Sinwar’s notes indicate he anticipated an overwhelming Israeli military reaction, including the theoretical use of nuclear weapons, yet proceeded with the October 7 planning anyway. His logic was rooted in the belief that triggering a catastrophic regional conflagration—involving Hezbollah, Iran, and other proxies—would ultimately lead to Israel’s destruction, regardless of the existential cost to Gaza. This mindset fundamentally diverges from the Cold War model, where the survival of the state was the primary driver of policy.
The Global Context: Diminishing Returns of Nuclear Might
The failure of deterrence is not limited to non-state actors. As noted by geopolitical analysts, major powers like the United States and Russia are grappling with the limits of their nuclear arsenals. Despite the U.S. investing nearly $1 trillion in nuclear modernization, the utility of these weapons in current conflicts remains largely theoretical. In Ukraine and across the Middle East, major powers have demonstrated the ability to inflict massive conventional damage, yet they consistently fail to achieve their broader strategic goals.
The convergence of fanatical, non-state actors who embrace self-destruction and the inability of nuclear powers to translate their arsenals into regional political success suggests a profound shift in global security. If actors like Hamas—and potentially state-sponsored regimes—view their own destruction as a prerequisite for their ideological goals, the traditional levers of international pressure lose their efficacy.

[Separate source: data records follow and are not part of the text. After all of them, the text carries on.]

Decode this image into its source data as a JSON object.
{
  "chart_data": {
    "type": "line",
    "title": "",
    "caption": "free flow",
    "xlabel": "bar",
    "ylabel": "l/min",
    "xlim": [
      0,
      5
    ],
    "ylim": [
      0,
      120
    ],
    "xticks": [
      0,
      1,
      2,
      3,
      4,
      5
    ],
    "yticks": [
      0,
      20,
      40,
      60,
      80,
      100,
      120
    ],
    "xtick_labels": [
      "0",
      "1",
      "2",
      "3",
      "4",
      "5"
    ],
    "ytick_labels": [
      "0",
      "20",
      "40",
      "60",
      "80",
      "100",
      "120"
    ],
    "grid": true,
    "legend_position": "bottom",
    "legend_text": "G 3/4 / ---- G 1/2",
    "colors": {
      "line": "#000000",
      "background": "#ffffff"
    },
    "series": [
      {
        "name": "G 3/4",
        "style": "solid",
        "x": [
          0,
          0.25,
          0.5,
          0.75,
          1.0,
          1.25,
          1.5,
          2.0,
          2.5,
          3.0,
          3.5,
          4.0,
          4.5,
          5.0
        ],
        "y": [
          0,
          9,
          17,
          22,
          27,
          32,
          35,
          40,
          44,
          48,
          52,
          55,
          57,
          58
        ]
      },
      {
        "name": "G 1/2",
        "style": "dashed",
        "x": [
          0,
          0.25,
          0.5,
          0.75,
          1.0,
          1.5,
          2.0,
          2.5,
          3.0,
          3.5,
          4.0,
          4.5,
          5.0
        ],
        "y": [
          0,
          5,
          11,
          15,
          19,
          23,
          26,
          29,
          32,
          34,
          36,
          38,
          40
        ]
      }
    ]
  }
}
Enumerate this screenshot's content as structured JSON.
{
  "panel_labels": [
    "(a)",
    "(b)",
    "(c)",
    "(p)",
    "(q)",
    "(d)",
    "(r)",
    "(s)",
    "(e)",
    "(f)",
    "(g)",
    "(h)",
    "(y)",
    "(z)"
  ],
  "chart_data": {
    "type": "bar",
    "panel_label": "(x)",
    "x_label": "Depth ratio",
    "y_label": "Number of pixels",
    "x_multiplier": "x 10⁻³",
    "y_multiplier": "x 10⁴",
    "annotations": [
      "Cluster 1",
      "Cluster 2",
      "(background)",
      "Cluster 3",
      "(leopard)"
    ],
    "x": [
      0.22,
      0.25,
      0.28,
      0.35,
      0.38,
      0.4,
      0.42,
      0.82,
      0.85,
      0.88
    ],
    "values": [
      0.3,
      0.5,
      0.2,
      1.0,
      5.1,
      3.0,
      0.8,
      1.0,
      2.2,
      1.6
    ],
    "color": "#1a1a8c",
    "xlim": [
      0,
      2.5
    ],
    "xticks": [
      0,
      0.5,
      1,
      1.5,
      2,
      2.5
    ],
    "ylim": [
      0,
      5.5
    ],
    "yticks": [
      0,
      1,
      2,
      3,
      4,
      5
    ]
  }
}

As Israel and the international community process the implications of the Sinwar document, the focus is shifting toward a reality where deterrence is no longer a universal language. The reliance on economic incentives or rational political outcomes as a means of pacifying extremist movements has proven to be a strategic miscalculation, leaving the world to navigate a more volatile and unpredictable security landscape.